Rats vs Hamsters

A purely hypothetical question:

If you are the government of a country of 10 people, 1 rich 9 starving. If you don’t do anything, the 9 starving people will die.

Alternatively, you can kill the rich person and distribute the wealth to the 9 other people (so they won’t die). Is that ethical?

(the rich guy defends all his wealth with his life, so to take it, you’ll have to kill him)

Is killing by doing nothing killing, too?

I feel there is something fundamentally wrong about how we classify things as good or evil, but I’m not sure what. Any philosopher here?

It seems like an under-specified optimization problem to me. What exactly are we optimizing for? lowest mortality? fairness? average wealth? total wealth? “happiness”?
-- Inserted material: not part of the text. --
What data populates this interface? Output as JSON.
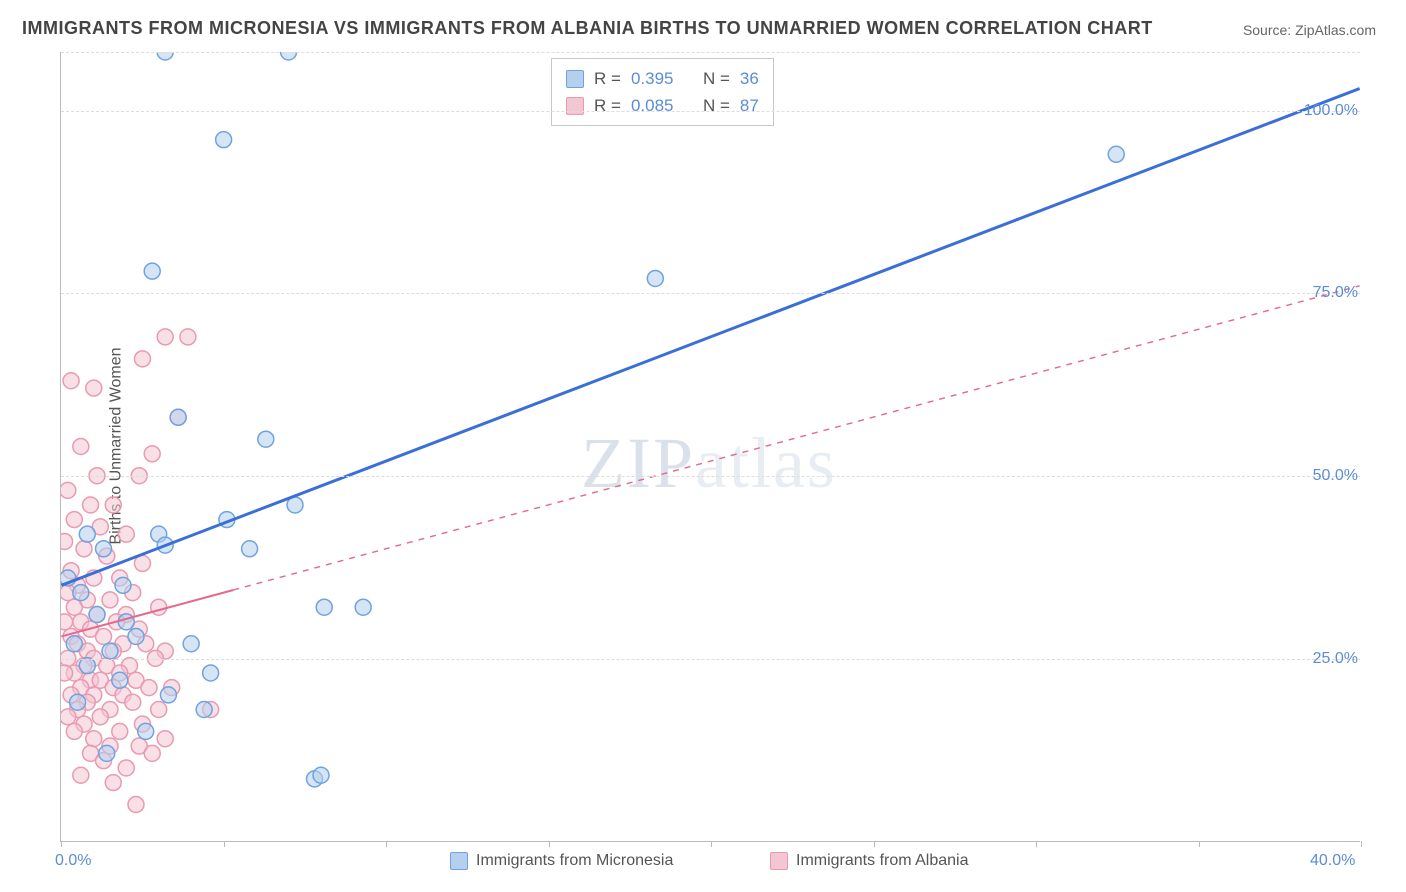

4 thoughts on “Rats vs Hamsters”

  1. see the real question is . do numbers exist. in our mind. or in our world. or just. do numbers exist? or are they concrete.

      1. One can’t talk of morality without a subject, if we can concede this then the question is the good or bad of the group (where killing for the group takes on a different importance then a purely selfish act.) Or the rich man’s morality.

        Those are my naive assertions in any case.

        1. It could be that it turns out that after killing the “rich man” it is discovered that his “wealth” is poisoned and that he was attempting to keep the people from killing themselves (unable to communicate this.) or perhaps with more subtlety, that the “rich man” believed the goods to be poisoned.